DIESEL BLACK GOLD AUTUMN/WINTER 2015-16 READY-TO-WEAR NEW YORK

DIESEL BLACK GOLD AUTUMN/WINTER 2015-16 READY-TO-WEAR NEW YORK

The Diesel Black Gold formula is tried-and-true. Black leather, black denim, grommets, studs. The challenge for designer Andreas Melbostad, who has been at the label for two years now, is how to renew it each season. Spring gave him a bit of trouble, but he was back on track for Fall. It was photographer Peter Lindbergh, he said, who helped him get there. Lindbergh’s pictures of famous and beautiful women were gathered together in a 2013 book and, more recently, at a Gagosian Gallery show in Paris. Among his most iconic images is a gritty black-and-white shot of the early-’90s supermodels wearing motorcycle jackets, miniskirts, and boots. It’s a very DBG kind of picture, but Melbostad’s collection wasn’t a line-for-line lift.

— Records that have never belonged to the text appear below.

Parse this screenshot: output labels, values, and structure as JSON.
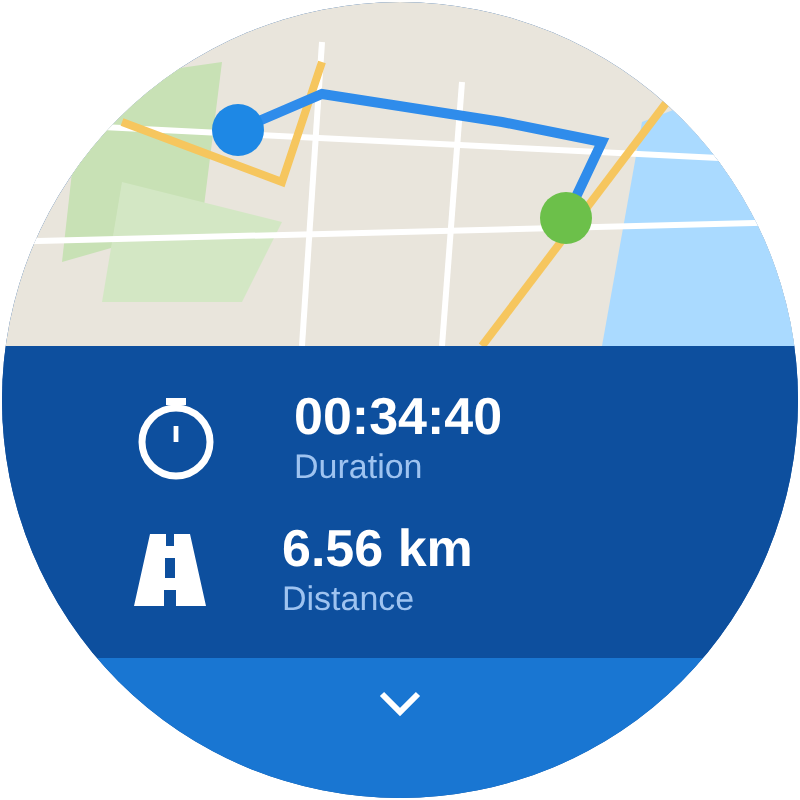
{
  "stats": [
    {
      "kind": "timer",
      "value": "00:34:40",
      "label": "Duration"
    },
    {
      "kind": "road",
      "value": "6.56 km",
      "label": "Distance"
    }
  ]
}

“I love Lindbergh’s kind of raw beauty, and also the masculine-feminine aspect of it,” Melbostad said backstage. Like other designers this week, he opted for a shades-of-black palette, layering a biker jacket or parka over a chunky knit and a lace-edged slip, or sweetening up a boxy man’s jacket with a flippy mini. Melbostad wasn’t rewriting the rule book with these outfits, but the proportions looked good (cut and fit are things he’s gotten right since his days at Phi). Another key aspect of the clothes was their industrial, utilitarian details. D-rings replaced studs as the embellishment du jour. Parachute straps added definition to waistlines but were just as often used as decoration, connecting the top and bottom halves of a tank dress or creating a sort of hard-core fringe on the front of a skirt. Melbostad even threw in a pair of bondage pants, but we’ll do you and him a favor and skip the obligatory Fifty Shades of Grey reference.